10.3 Wat is de ontwikkeling en organisatie van vrede en veiligheid?
Geweld was een rechtmatig middel van internationale politiek. Daarom is de bescherming van vrede en veiligheid een nieuwe taak van de internationale rechtsorde. Het verbod van geweld werd voor het eerst vastgelegd in het volkenbondverdrag van 1919. Oorlog was een aangelegenheid dat de gehele Volkenbond aanging. De Volkenbond slaagde er echter niet in om de Tweede wereldoorlog te voorkomen, mede doordat de Verengde Staten niet lid wilde worden. In het huidige systeem bepaald de Veiligheidsraad van de VN wanneer er geweld gebruikt mag worden. Regionale organisaties spelen naast de VN ook een grote rol.

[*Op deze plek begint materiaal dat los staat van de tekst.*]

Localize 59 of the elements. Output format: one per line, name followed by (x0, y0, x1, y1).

10.4 Wat is het verbod op geweld?
Geweld tussen staten is verboden. Dit is de basisregel. Deze regel behoort tot het gewoonterecht. Leden van de VN moeten hun geschillen langs een vreedzame weg oplossen en op een zodanige wijze dat internationale vrede en veiligheid en de gerechtigheid niet in gevaar gebracht wordt. Staten moeten dus gebruik maken van vreedzame methoden voor geschillenbeslechting. Het verbod van geweld geldt ook voor internationale organisaties. Geweld tegen organen of eigendommen van een staat is ook niet toegelaten. Acties die gericht zijn op evacuatie worden niet aangemerkt als een gebruik van geweld.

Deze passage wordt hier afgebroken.